救急車で傷病者を搬送する場合、症状を正確に把握し、適切な医療機関に搬送することが必要でございます。
そのためには、傷病者とのコミュニケーションが重要となります。
現在、聴覚障害のある方を搬送する場合のコミュニケーションについては、4つの方法を採っております。

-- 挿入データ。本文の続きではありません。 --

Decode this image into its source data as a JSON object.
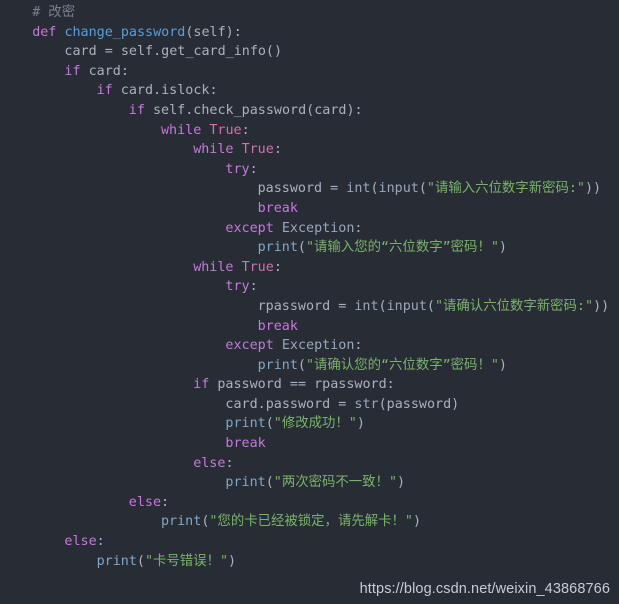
{
  "editor": {
    "background_color": "#282c34",
    "language": "python",
    "theme_colors": {
      "comment": "#7a818e",
      "keyword": "#c678dd",
      "constant": "#d36fb4",
      "function_name": "#5c9ddb",
      "builtin": "#9aa7bb",
      "print": "#7fa6cc",
      "string": "#79b36b",
      "plain": "#a9b1c0"
    },
    "lines": [
      {
        "indent": 1,
        "tokens": [
          {
            "t": "comment",
            "v": "# 改密"
          }
        ]
      },
      {
        "indent": 1,
        "tokens": [
          {
            "t": "keyword",
            "v": "def"
          },
          {
            "t": "plain",
            "v": " "
          },
          {
            "t": "func",
            "v": "change_password"
          },
          {
            "t": "plain",
            "v": "(self):"
          }
        ]
      },
      {
        "indent": 2,
        "tokens": [
          {
            "t": "plain",
            "v": "card = self.get_card_info()"
          }
        ]
      },
      {
        "indent": 2,
        "tokens": [
          {
            "t": "keyword",
            "v": "if"
          },
          {
            "t": "plain",
            "v": " card:"
          }
        ]
      },
      {
        "indent": 3,
        "tokens": [
          {
            "t": "keyword",
            "v": "if"
          },
          {
            "t": "plain",
            "v": " card.islock:"
          }
        ]
      },
      {
        "indent": 4,
        "tokens": [
          {
            "t": "keyword",
            "v": "if"
          },
          {
            "t": "plain",
            "v": " self.check_password(card):"
          }
        ]
      },
      {
        "indent": 5,
        "tokens": [
          {
            "t": "keyword",
            "v": "while"
          },
          {
            "t": "plain",
            "v": " "
          },
          {
            "t": "const",
            "v": "True"
          },
          {
            "t": "plain",
            "v": ":"
          }
        ]
      },
      {
        "indent": 6,
        "tokens": [
          {
            "t": "keyword",
            "v": "while"
          },
          {
            "t": "plain",
            "v": " "
          },
          {
            "t": "const",
            "v": "True"
          },
          {
            "t": "plain",
            "v": ":"
          }
        ]
      },
      {
        "indent": 7,
        "tokens": [
          {
            "t": "keyword",
            "v": "try"
          },
          {
            "t": "plain",
            "v": ":"
          }
        ]
      },
      {
        "indent": 8,
        "tokens": [
          {
            "t": "plain",
            "v": "password = "
          },
          {
            "t": "builtin",
            "v": "int"
          },
          {
            "t": "plain",
            "v": "("
          },
          {
            "t": "builtin",
            "v": "input"
          },
          {
            "t": "plain",
            "v": "("
          },
          {
            "t": "string",
            "v": "\"请输入六位数字新密码:\""
          },
          {
            "t": "plain",
            "v": "))"
          }
        ]
      },
      {
        "indent": 8,
        "tokens": [
          {
            "t": "kw2",
            "v": "break"
          }
        ]
      },
      {
        "indent": 7,
        "tokens": [
          {
            "t": "keyword",
            "v": "except"
          },
          {
            "t": "plain",
            "v": " "
          },
          {
            "t": "builtin",
            "v": "Exception"
          },
          {
            "t": "plain",
            "v": ":"
          }
        ]
      },
      {
        "indent": 8,
        "tokens": [
          {
            "t": "print",
            "v": "print"
          },
          {
            "t": "plain",
            "v": "("
          },
          {
            "t": "string",
            "v": "\"请输入您的“六位数字”密码！\""
          },
          {
            "t": "plain",
            "v": ")"
          }
        ]
      },
      {
        "indent": 6,
        "tokens": [
          {
            "t": "keyword",
            "v": "while"
          },
          {
            "t": "plain",
            "v": " "
          },
          {
            "t": "const",
            "v": "True"
          },
          {
            "t": "plain",
            "v": ":"
          }
        ]
      },
      {
        "indent": 7,
        "tokens": [
          {
            "t": "keyword",
            "v": "try"
          },
          {
            "t": "plain",
            "v": ":"
          }
        ]
      },
      {
        "indent": 8,
        "tokens": [
          {
            "t": "plain",
            "v": "rpassword = "
          },
          {
            "t": "builtin",
            "v": "int"
          },
          {
            "t": "plain",
            "v": "("
          },
          {
            "t": "builtin",
            "v": "input"
          },
          {
            "t": "plain",
            "v": "("
          },
          {
            "t": "string",
            "v": "\"请确认六位数字新密码:\""
          },
          {
            "t": "plain",
            "v": "))"
          }
        ]
      },
      {
        "indent": 8,
        "tokens": [
          {
            "t": "kw2",
            "v": "break"
          }
        ]
      },
      {
        "indent": 7,
        "tokens": [
          {
            "t": "keyword",
            "v": "except"
          },
          {
            "t": "plain",
            "v": " "
          },
          {
            "t": "builtin",
            "v": "Exception"
          },
          {
            "t": "plain",
            "v": ":"
          }
        ]
      },
      {
        "indent": 8,
        "tokens": [
          {
            "t": "print",
            "v": "print"
          },
          {
            "t": "plain",
            "v": "("
          },
          {
            "t": "string",
            "v": "\"请确认您的“六位数字”密码！\""
          },
          {
            "t": "plain",
            "v": ")"
          }
        ]
      },
      {
        "indent": 6,
        "tokens": [
          {
            "t": "keyword",
            "v": "if"
          },
          {
            "t": "plain",
            "v": " password == rpassword:"
          }
        ]
      },
      {
        "indent": 7,
        "tokens": [
          {
            "t": "plain",
            "v": "card.password = "
          },
          {
            "t": "builtin",
            "v": "str"
          },
          {
            "t": "plain",
            "v": "(password)"
          }
        ]
      },
      {
        "indent": 7,
        "tokens": [
          {
            "t": "print",
            "v": "print"
          },
          {
            "t": "plain",
            "v": "("
          },
          {
            "t": "string",
            "v": "\"修改成功！\""
          },
          {
            "t": "plain",
            "v": ")"
          }
        ]
      },
      {
        "indent": 7,
        "tokens": [
          {
            "t": "kw2",
            "v": "break"
          }
        ]
      },
      {
        "indent": 6,
        "tokens": [
          {
            "t": "keyword",
            "v": "else"
          },
          {
            "t": "plain",
            "v": ":"
          }
        ]
      },
      {
        "indent": 7,
        "tokens": [
          {
            "t": "print",
            "v": "print"
          },
          {
            "t": "plain",
            "v": "("
          },
          {
            "t": "string",
            "v": "\"两次密码不一致！\""
          },
          {
            "t": "plain",
            "v": ")"
          }
        ]
      },
      {
        "indent": 4,
        "tokens": [
          {
            "t": "keyword",
            "v": "else"
          },
          {
            "t": "plain",
            "v": ":"
          }
        ]
      },
      {
        "indent": 5,
        "tokens": [
          {
            "t": "print",
            "v": "print"
          },
          {
            "t": "plain",
            "v": "("
          },
          {
            "t": "string",
            "v": "\"您的卡已经被锁定，请先解卡！\""
          },
          {
            "t": "plain",
            "v": ")"
          }
        ]
      },
      {
        "indent": 2,
        "tokens": [
          {
            "t": "keyword",
            "v": "else"
          },
          {
            "t": "plain",
            "v": ":"
          }
        ]
      },
      {
        "indent": 3,
        "tokens": [
          {
            "t": "print",
            "v": "print"
          },
          {
            "t": "plain",
            "v": "("
          },
          {
            "t": "string",
            "v": "\"卡号错误！\""
          },
          {
            "t": "plain",
            "v": ")"
          }
        ]
      }
    ]
  },
  "watermark": {
    "text": "https://blog.csdn.net/weixin_43868766"
  }
}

まず、ほとんどの消防本部で採用している方法は、筆談でございます。
2番目が、身体のイラストや文字が印刷された紙を使う方法で、次に、手話通訳者の派遣です。
4番目として、御質問の手話の方法がございます。
現在、県内35消防本部のうち、9消防本部で手話講習会を実施し、習得に努めております。
未だ、県内消防本部全体としては、手話の取組は緒についたところでございます。
手話のできる隊員が搬送に携わっていることは、聴覚に障害のある方にとって、大変な安心感につながるものと思います。
改めまして、手話講習会の実施や参加により、一人でも多くの隊員が手話を習得できるよう、各消防本部と協議してまいります。

  • 上記質問・答弁は速報版です。
  • 上記質問・答弁は、正式な会議録とは若干異なります。